PyPy: the other new compiler project

By Jonathan Corbet
May 19, 2010

We have recently seen a lot of attention paid to projects like LLVM. Even though the GNU Compiler Collection is developing at a rapid pace, there are people in the community who are interested in seeing different approaches taken, preferably with a newer code base. LLVM is not where all the action is, though. For the last few years (since 2003, actually), a relatively stealthy project called PyPy has been trying to shake up the compiler landscape in its own way.

On the face of it, PyPy looks like an academic experiment: it is an implementation of the Python 2.5 interpreter which is, itself, written in Python. One might thus expect it to be more elegant in its code than the standard, C-implemented interpreter (usually called CPython), but rather slower in its execution. If one runs PyPy under CPython, the result is indeed somewhat slow, but that is not how things are meant to be done. When running in its native mode, PyPy can be surprising.

PyPy is actually written in a subset of Python called RPython ("restricted Python"). Many of the features and data types of Python are available, but there are rules. Variables are restricted to data of one type. Only built-in types can be used in for loops. There is no creation of classes or functions at run time, and the generator feature is not supported. And so on.
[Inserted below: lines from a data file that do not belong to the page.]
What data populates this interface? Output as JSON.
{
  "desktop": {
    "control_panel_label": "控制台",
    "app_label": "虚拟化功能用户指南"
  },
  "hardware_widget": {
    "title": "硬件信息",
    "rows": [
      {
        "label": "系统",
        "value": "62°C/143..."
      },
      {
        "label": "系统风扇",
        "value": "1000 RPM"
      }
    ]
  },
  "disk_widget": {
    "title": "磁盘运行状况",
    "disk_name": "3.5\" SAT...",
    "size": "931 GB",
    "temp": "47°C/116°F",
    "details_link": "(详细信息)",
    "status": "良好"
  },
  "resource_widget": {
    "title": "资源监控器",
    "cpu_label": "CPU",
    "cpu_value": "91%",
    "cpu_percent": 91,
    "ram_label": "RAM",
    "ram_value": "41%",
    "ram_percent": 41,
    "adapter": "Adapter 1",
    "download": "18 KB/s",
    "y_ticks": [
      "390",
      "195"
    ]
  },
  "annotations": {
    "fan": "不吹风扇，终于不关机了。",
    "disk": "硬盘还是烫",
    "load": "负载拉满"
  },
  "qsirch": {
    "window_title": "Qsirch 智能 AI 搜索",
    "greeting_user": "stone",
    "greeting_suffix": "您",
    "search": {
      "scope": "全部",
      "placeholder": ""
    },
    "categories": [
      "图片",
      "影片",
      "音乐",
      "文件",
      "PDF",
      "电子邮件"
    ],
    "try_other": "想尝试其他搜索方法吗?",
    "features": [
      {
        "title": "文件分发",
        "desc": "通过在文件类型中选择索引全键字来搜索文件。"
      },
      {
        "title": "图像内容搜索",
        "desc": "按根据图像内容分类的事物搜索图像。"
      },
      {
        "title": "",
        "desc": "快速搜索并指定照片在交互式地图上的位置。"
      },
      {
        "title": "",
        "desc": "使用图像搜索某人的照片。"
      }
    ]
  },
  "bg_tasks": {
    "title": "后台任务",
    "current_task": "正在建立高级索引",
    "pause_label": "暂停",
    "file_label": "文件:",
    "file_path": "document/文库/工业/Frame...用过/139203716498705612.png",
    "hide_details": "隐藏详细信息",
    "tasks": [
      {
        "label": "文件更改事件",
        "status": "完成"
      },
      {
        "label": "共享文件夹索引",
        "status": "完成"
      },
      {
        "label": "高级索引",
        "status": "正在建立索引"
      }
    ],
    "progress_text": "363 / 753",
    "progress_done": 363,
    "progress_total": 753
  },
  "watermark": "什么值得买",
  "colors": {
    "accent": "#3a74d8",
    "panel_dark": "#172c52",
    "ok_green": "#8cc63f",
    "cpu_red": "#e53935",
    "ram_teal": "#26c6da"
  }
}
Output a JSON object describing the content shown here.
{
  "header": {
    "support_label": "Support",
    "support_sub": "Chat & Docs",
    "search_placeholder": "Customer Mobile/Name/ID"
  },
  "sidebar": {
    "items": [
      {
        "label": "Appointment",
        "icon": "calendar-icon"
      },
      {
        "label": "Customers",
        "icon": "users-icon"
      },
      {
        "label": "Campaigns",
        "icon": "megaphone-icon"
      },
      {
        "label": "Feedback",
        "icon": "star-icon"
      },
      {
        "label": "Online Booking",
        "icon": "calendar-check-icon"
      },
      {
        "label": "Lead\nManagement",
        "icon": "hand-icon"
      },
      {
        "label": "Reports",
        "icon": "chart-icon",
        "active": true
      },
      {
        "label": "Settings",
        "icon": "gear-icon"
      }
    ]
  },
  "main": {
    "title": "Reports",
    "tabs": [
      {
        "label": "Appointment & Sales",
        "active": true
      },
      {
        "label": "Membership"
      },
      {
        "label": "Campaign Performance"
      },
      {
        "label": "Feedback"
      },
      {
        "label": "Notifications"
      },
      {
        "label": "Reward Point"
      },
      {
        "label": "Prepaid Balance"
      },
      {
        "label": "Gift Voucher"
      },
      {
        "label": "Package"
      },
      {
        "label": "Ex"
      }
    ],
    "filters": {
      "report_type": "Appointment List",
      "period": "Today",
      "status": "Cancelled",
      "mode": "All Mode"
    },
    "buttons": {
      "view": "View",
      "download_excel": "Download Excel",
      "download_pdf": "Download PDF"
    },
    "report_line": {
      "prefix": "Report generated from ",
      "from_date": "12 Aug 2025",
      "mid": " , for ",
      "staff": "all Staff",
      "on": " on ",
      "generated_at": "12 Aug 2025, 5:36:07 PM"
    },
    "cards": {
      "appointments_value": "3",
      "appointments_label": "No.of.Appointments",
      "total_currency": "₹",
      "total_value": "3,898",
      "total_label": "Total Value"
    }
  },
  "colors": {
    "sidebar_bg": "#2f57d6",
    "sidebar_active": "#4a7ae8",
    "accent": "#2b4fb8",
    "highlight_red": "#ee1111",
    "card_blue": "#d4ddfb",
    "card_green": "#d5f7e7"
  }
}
The result is a version of the language which, while still clearly Python, looks a bit more like C.

Running the RPython-based interpreter in CPython is supported; it is fully functional, if a bit slow. Running in this mode can be good for debugging. But the production version of PyPy is created in a rather different way: the PyPy hackers have created a multi-step compiler which is able to translate an RPython program into a lower-level language. That language might be C, in which case the result can be compiled and linked in the usual way. But the target language is not fixed; the translator is able to output code for the .NET or Java virtual machines as well. That means that the PyPy interpreter can be easily targeted to whatever runtime environment works best.

The result works. It currently implements all of the features of Python 2.5, with very few exceptions. There are some behavioral differences due to, for example, the use of a different garbage-collection algorithm; PyPy can be slower to call destructors than CPython is. Python extensions written in C can be used, though one gets the sense that this feature is still stabilizing. PyPy is able to run complex applications like Django and Twisted. On the other hand, for now, it only runs on 32-bit x86 systems, it is described as "memory-hungry," and Python 3 support seems to be a relatively distant goal.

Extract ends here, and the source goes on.